This site has regularly criticized certain New York Times reporters for their coverage of the Middle East. We are happy to break that tradition with enthusiasm for the work of Times correspondent Robert F. Worth, some of which has just appeared in a superb new book titled A Rage for Order: The Middle East in Turmoil from Tahrir Square to Isis.
Worth has spent years in the region, and his experience shines through in his first-hand reports and interpretations of the dizzying events in Egypt, Libya and Tunisia. He also has valuable material on Yemen, the most forgotten conflict in the whole region.
Arguably Worth’s best work in this outstanding book is his coverage of Syria. He is modest and self-effacing, but he must have risked his life for some of his reports. The armchair advocates for even deeper U.S. military intervention in the Syrian war should be required to listen to him.

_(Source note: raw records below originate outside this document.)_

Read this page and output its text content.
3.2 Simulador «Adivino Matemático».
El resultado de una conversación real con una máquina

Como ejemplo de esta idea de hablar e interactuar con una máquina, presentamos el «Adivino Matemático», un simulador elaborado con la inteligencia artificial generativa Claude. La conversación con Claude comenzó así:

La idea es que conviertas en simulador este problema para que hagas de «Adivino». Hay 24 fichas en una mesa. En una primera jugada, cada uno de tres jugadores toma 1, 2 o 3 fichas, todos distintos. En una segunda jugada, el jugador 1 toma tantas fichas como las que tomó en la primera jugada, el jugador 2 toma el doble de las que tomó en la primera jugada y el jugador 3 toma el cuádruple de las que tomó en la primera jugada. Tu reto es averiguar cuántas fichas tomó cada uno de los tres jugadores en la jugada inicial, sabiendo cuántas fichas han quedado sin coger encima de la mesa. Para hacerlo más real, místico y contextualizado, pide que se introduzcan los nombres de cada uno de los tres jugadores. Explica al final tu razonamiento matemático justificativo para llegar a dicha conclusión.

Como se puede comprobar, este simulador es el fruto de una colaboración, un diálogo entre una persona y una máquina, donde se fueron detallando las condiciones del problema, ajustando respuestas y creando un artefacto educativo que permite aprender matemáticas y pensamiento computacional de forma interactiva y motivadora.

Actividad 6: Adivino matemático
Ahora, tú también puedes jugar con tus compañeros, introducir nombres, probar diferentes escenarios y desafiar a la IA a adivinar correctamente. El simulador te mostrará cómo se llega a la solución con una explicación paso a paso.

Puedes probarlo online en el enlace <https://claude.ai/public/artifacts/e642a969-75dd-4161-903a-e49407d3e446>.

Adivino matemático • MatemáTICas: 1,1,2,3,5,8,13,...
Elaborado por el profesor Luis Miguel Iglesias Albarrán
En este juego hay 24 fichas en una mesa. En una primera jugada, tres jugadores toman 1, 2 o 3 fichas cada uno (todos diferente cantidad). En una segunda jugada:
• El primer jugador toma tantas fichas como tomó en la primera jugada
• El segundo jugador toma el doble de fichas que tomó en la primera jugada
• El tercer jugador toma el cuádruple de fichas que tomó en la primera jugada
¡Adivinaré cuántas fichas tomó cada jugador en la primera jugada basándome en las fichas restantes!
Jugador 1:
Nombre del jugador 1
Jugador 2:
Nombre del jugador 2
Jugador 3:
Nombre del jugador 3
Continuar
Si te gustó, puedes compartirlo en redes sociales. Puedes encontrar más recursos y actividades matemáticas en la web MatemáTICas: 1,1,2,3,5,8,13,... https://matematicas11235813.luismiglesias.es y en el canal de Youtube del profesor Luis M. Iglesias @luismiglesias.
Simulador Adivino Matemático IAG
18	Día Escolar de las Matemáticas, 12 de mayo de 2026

Worth brilliantly centers his account of Syria’s collapse around two young women in the coastal town of Jableh, whom he got to know over time. Noura Kanafani is a Sunni Muslim, and Aliaa Ali is from the Alawite minority. When the story opens in 2011, the two are best friends, and they laugh at the idea that the first stirrings of more intense sectarianism could ever drive them apart. But by 2013, after years of growing violence, Noura and her family are in exile in Turkey, Aliaa has become a passionate defender of the Assad regime, and the two young women have bitterly ended their friendship. Worth has shown how the fighting causes sectarianism to grow fiercely, as unscrupulous leaders on all sides encourage the existing moderate prejudices to explode into armed hatreds, forcing everyone to choose sides.
By 2013, passions within Syria alone would have made a return to peace difficult. But Worth explains how the fighting was now internationalized: “. . . the Syrian war had spun outward and was drawing in almost every country in the region and many beyond it.” He adds, “There were thousands of rebels fighting in the name of jihad from more than a dozen countries, bankrolled by intelligence services and militias and zealots of every kind.”
Worth does not say what U.S. policymakers should do about Syria. But having just shown how violence promotes sectarianism and lasting bitterness, it is hard to see how he would then advocate more violence as any kind of answer.
The New York Times needs more reporters like Robert Worth. We respectfully suggest that the paper at some stage assign him to Israel/Palestine, where his skill and experience are sorely needed.